The last bug was the best one
The first real run failed immediately. The agent tried to reach Google’s hosted API and reported no API key, instead of talking to my local server. The cause was a parsing assumption: given a model id with a slash in it, the agent split on the slash and treated the first part as a cloud provider. The local server was never contacted. The fix was to register the local server explicitly as a custom provider and call the agent with that provider by name.
But look at what the loop did with the failure. It caught the non-zero exit, refused to commit nothing, and a “stuck on the same task” guard stopped the run after exactly three dead iterations instead of spinning forever. The guardrails I had built proved themselves on a real failure before I had even gotten a successful run. That is the kind of thing you only trust after you watch it happen.
I added a preflight check so that class of misconfiguration now fails in two seconds with a precise pointer, rather than burning iterations. Then the loop ran.
What I actually proved, and what I did not
I want to be precise about the win. I proved the pipeline: a model that fits, caches, and runs fast on my hardware; a plan in a format an autonomous loop can execute; a harness that drives tasks, commits each step, and stops at the right human boundaries. I did not prove the model writes good Tetris. That is the next thing to watch, and it is a separate question from whether the machinery works.
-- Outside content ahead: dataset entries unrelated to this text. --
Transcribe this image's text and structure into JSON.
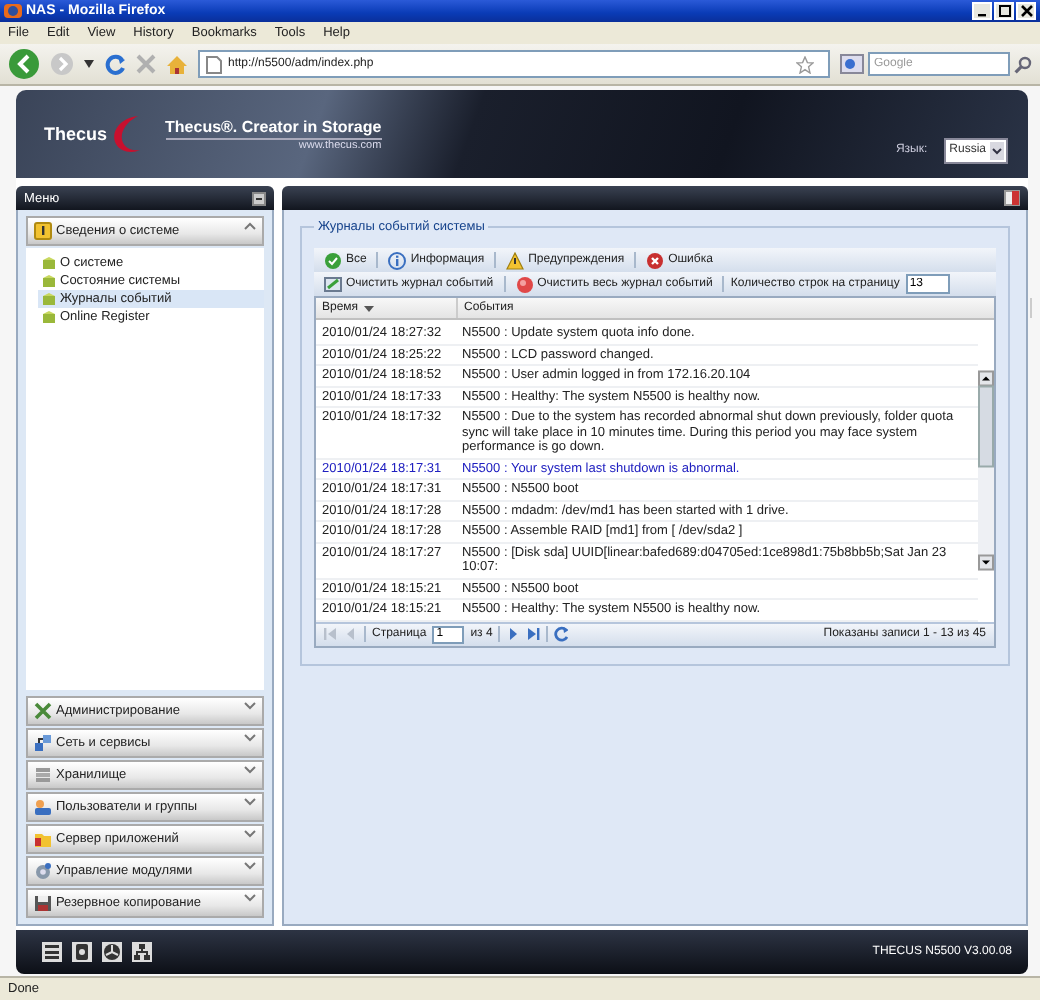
{
  "window": {
    "title": "NAS - Mozilla Firefox"
  },
  "menu_bar": [
    "File",
    "Edit",
    "View",
    "History",
    "Bookmarks",
    "Tools",
    "Help"
  ],
  "address_bar": {
    "url": "http://n5500/adm/index.php"
  },
  "search": {
    "placeholder": "Google"
  },
  "header": {
    "logo": "Thecus",
    "tagline": "Thecus®. Creator in Storage",
    "website": "www.thecus.com",
    "language_label": "Язык:",
    "language": "Russia"
  },
  "sidebar": {
    "title": "Меню",
    "sections": [
      {
        "label": "Сведения о системе",
        "expanded": true,
        "items": [
          {
            "label": "О системе",
            "selected": false
          },
          {
            "label": "Состояние системы",
            "selected": false
          },
          {
            "label": "Журналы событий",
            "selected": true
          },
          {
            "label": "Online Register",
            "selected": false
          }
        ]
      },
      {
        "label": "Администрирование",
        "expanded": false
      },
      {
        "label": "Сеть и сервисы",
        "expanded": false
      },
      {
        "label": "Хранилище",
        "expanded": false
      },
      {
        "label": "Пользователи и группы",
        "expanded": false
      },
      {
        "label": "Сервер приложений",
        "expanded": false
      },
      {
        "label": "Управление модулями",
        "expanded": false
      },
      {
        "label": "Резервное копирование",
        "expanded": false
      }
    ]
  },
  "log_panel": {
    "title": "Журналы событий системы",
    "filters": [
      {
        "kind": "all",
        "label": "Все"
      },
      {
        "kind": "info",
        "label": "Информация"
      },
      {
        "kind": "warning",
        "label": "Предупреждения"
      },
      {
        "kind": "error",
        "label": "Ошибка"
      }
    ],
    "actions": [
      {
        "kind": "clear",
        "label": "Очистить журнал событий"
      },
      {
        "kind": "clear_all",
        "label": "Очистить весь журнал событий"
      }
    ],
    "rows_per_page_label": "Количество строк на страницу",
    "rows_per_page": "13",
    "columns": [
      {
        "label": "Время",
        "sorted": true
      },
      {
        "label": "События",
        "sorted": false
      }
    ],
    "rows": [
      {
        "time": "2010/01/24 18:27:32",
        "event": "N5500 : Update system quota info done.",
        "kind": "normal"
      },
      {
        "time": "2010/01/24 18:25:22",
        "event": "N5500 : LCD password changed.",
        "kind": "normal"
      },
      {
        "time": "2010/01/24 18:18:52",
        "event": "N5500 : User admin logged in from 172.16.20.104",
        "kind": "normal"
      },
      {
        "time": "2010/01/24 18:17:33",
        "event": "N5500 : Healthy: The system N5500 is healthy now.",
        "kind": "normal"
      },
      {
        "time": "2010/01/24 18:17:32",
        "event": "N5500 : Due to the system has recorded abnormal shut down previously, folder quota sync will take place in 10 minutes time. During this period you may face system performance is go down.",
        "kind": "normal"
      },
      {
        "time": "2010/01/24 18:17:31",
        "event": "N5500 : Your system last shutdown is abnormal.",
        "kind": "warning"
      },
      {
        "time": "2010/01/24 18:17:31",
        "event": "N5500 : N5500 boot",
        "kind": "normal"
      },
      {
        "time": "2010/01/24 18:17:28",
        "event": "N5500 : mdadm: /dev/md1 has been started with 1 drive.",
        "kind": "normal"
      },
      {
        "time": "2010/01/24 18:17:28",
        "event": "N5500 : Assemble RAID [md1] from [ /dev/sda2 ]",
        "kind": "normal"
      },
      {
        "time": "2010/01/24 18:17:27",
        "event": "N5500 : [Disk sda] UUID[linear:bafed689:d04705ed:1ce898d1:75b8bb5b;Sat Jan 23 10:07:",
        "kind": "normal"
      },
      {
        "time": "2010/01/24 18:15:21",
        "event": "N5500 : N5500 boot",
        "kind": "normal"
      },
      {
        "time": "2010/01/24 18:15:21",
        "event": "N5500 : Healthy: The system N5500 is healthy now.",
        "kind": "normal"
      }
    ],
    "pager": {
      "page_label": "Страница",
      "page": "1",
      "of_label": "из 4",
      "summary": "Показаны записи 1 - 13 из 45",
      "buttons": [
        {
          "kind": "first",
          "disabled": true
        },
        {
          "kind": "prev",
          "disabled": true
        },
        {
          "kind": "next",
          "disabled": false
        },
        {
          "kind": "last",
          "disabled": false
        },
        {
          "kind": "refresh",
          "disabled": false
        }
      ]
    }
  },
  "footer": {
    "version": "THECUS N5500 V3.00.08"
  },
  "status_bar": "Done"
}
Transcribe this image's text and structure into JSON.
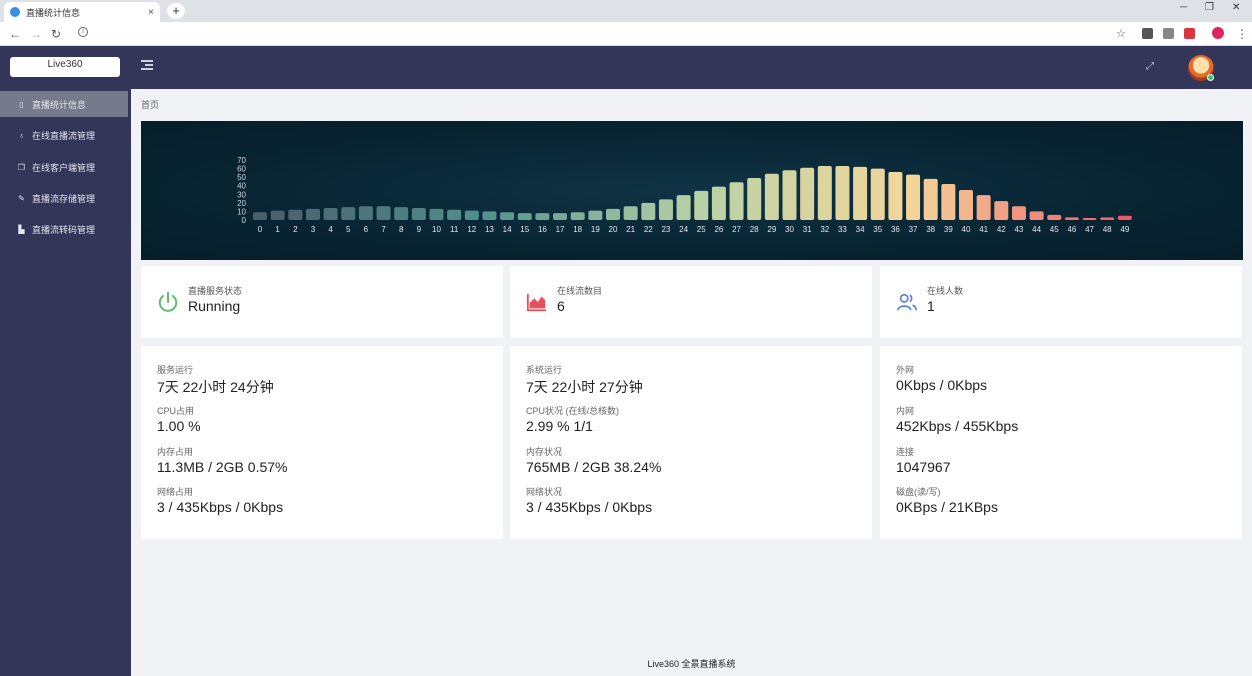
{
  "browser": {
    "tab_title": "直播统计信息",
    "tab_close": "×",
    "new_tab": "+",
    "win_min": "─",
    "win_max": "❐",
    "win_close": "✕"
  },
  "header": {
    "logo": "Live360"
  },
  "sidebar": {
    "items": [
      {
        "label": "直播统计信息",
        "icon": "phone-icon"
      },
      {
        "label": "在线直播流管理",
        "icon": "mic-icon"
      },
      {
        "label": "在线客户端管理",
        "icon": "copy-icon"
      },
      {
        "label": "直播流存储管理",
        "icon": "edit-icon"
      },
      {
        "label": "直播流转码管理",
        "icon": "chart-icon"
      }
    ]
  },
  "breadcrumb": "首页",
  "chart_data": {
    "type": "bar",
    "categories": [
      "0",
      "1",
      "2",
      "3",
      "4",
      "5",
      "6",
      "7",
      "8",
      "9",
      "10",
      "11",
      "12",
      "13",
      "14",
      "15",
      "16",
      "17",
      "18",
      "19",
      "20",
      "21",
      "22",
      "23",
      "24",
      "25",
      "26",
      "27",
      "28",
      "29",
      "30",
      "31",
      "32",
      "33",
      "34",
      "35",
      "36",
      "37",
      "38",
      "39",
      "40",
      "41",
      "42",
      "43",
      "44",
      "45",
      "46",
      "47",
      "48",
      "49"
    ],
    "values": [
      9,
      11,
      12,
      13,
      14,
      15,
      16,
      16,
      15,
      14,
      13,
      12,
      11,
      10,
      9,
      8,
      8,
      8,
      9,
      11,
      13,
      16,
      20,
      24,
      29,
      34,
      39,
      44,
      49,
      54,
      58,
      61,
      63,
      63,
      62,
      60,
      56,
      53,
      48,
      42,
      35,
      29,
      22,
      16,
      10,
      6,
      3,
      2,
      3,
      5
    ],
    "ylim": [
      0,
      70
    ],
    "yticks": [
      "70",
      "60",
      "50",
      "40",
      "30",
      "20",
      "10",
      "0"
    ],
    "grid": false,
    "colors": {
      "start": "#4a5e6b",
      "mid1": "#4f8f8c",
      "mid2": "#b7d1a6",
      "mid3": "#f3d79a",
      "end": "#ee5868"
    }
  },
  "stats": {
    "service": {
      "label": "直播服务状态",
      "value": "Running",
      "icon": "power-icon",
      "color": "#5fbf6f"
    },
    "streams": {
      "label": "在线流数目",
      "value": "6",
      "icon": "area-chart-icon",
      "color": "#e8505b"
    },
    "users": {
      "label": "在线人数",
      "value": "1",
      "icon": "users-icon",
      "color": "#5a7de0"
    }
  },
  "panels": {
    "left": [
      {
        "label": "服务运行",
        "value": "7天 22小时 24分钟"
      },
      {
        "label": "CPU占用",
        "value": "1.00 %"
      },
      {
        "label": "内存占用",
        "value": "11.3MB / 2GB 0.57%"
      },
      {
        "label": "网络占用",
        "value": "3 / 435Kbps / 0Kbps"
      }
    ],
    "middle": [
      {
        "label": "系统运行",
        "value": "7天 22小时 27分钟"
      },
      {
        "label": "CPU状况 (在线/总核数)",
        "value": "2.99 % 1/1"
      },
      {
        "label": "内存状况",
        "value": "765MB / 2GB 38.24%"
      },
      {
        "label": "网络状况",
        "value": "3 / 435Kbps / 0Kbps"
      }
    ],
    "right": [
      {
        "label": "外网",
        "value": "0Kbps / 0Kbps"
      },
      {
        "label": "内网",
        "value": "452Kbps / 455Kbps"
      },
      {
        "label": "连接",
        "value": "1047967"
      },
      {
        "label": "磁盘(读/写)",
        "value": "0KBps / 21KBps"
      }
    ]
  },
  "footer": "Live360 全景直播系统"
}
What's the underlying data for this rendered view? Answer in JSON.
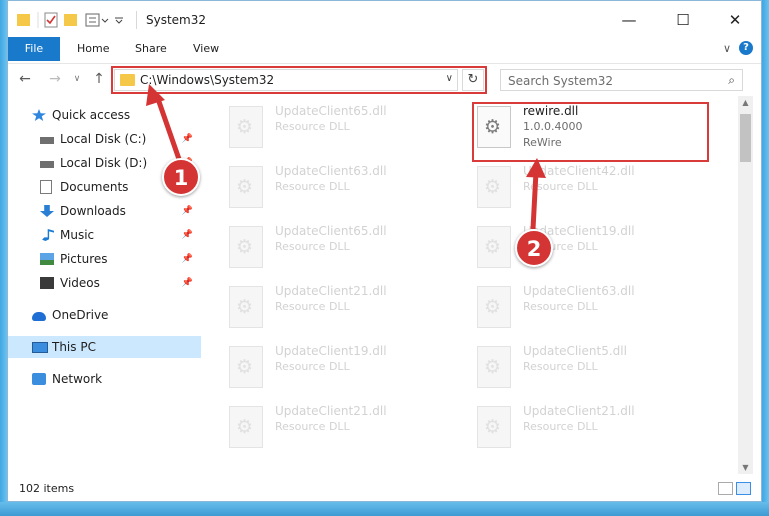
{
  "window": {
    "title": "System32",
    "minimize": "—",
    "maximize": "☐",
    "close": "✕"
  },
  "ribbon": {
    "tabs": [
      "File",
      "Home",
      "Share",
      "View"
    ],
    "expand": "∨",
    "help": "?"
  },
  "address": {
    "path": "C:\\Windows\\System32",
    "search_placeholder": "Search System32"
  },
  "navigation": [
    {
      "label": "Quick access",
      "icon": "star-icon"
    },
    {
      "label": "Local Disk (C:)",
      "icon": "drive-icon",
      "pinned": true
    },
    {
      "label": "Local Disk (D:)",
      "icon": "drive-icon",
      "pinned": true
    },
    {
      "label": "Documents",
      "icon": "document-icon",
      "pinned": true
    },
    {
      "label": "Downloads",
      "icon": "download-icon",
      "pinned": true
    },
    {
      "label": "Music",
      "icon": "music-icon",
      "pinned": true
    },
    {
      "label": "Pictures",
      "icon": "picture-icon",
      "pinned": true
    },
    {
      "label": "Videos",
      "icon": "video-icon",
      "pinned": true
    },
    {
      "label": "OneDrive",
      "icon": "cloud-icon"
    },
    {
      "label": "This PC",
      "icon": "computer-icon",
      "selected": true
    },
    {
      "label": "Network",
      "icon": "network-icon"
    }
  ],
  "files": [
    {
      "name": "UpdateClient65.dll",
      "desc": "Resource DLL"
    },
    {
      "name": "rewire.dll",
      "desc": "1.0.0.4000",
      "company": "ReWire",
      "active": true
    },
    {
      "name": "UpdateClient63.dll",
      "desc": "Resource DLL"
    },
    {
      "name": "UpdateClient42.dll",
      "desc": "Resource DLL"
    },
    {
      "name": "UpdateClient65.dll",
      "desc": "Resource DLL"
    },
    {
      "name": "UpdateClient19.dll",
      "desc": "Resource DLL"
    },
    {
      "name": "UpdateClient21.dll",
      "desc": "Resource DLL"
    },
    {
      "name": "UpdateClient63.dll",
      "desc": "Resource DLL"
    },
    {
      "name": "UpdateClient19.dll",
      "desc": "Resource DLL"
    },
    {
      "name": "UpdateClient5.dll",
      "desc": "Resource DLL"
    },
    {
      "name": "UpdateClient21.dll",
      "desc": "Resource DLL"
    },
    {
      "name": "UpdateClient21.dll",
      "desc": "Resource DLL"
    }
  ],
  "status": {
    "count": "102 items"
  },
  "annotations": {
    "badge1": "1",
    "badge2": "2",
    "color": "#d53434"
  }
}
The throughline was never Tetris, or even the loop. It was the discipline of distrusting my own confident beliefs. More VRAM equals faster. Docker equals cleaner. Dense equals caching. Fewer tools equals smaller prompt. Every one of those was wrong, and a log, a dry run, or a quick verification corrected each one. That habit is the transferable skill. The specific stack will be obsolete in a year. Measuring before you commit will not be.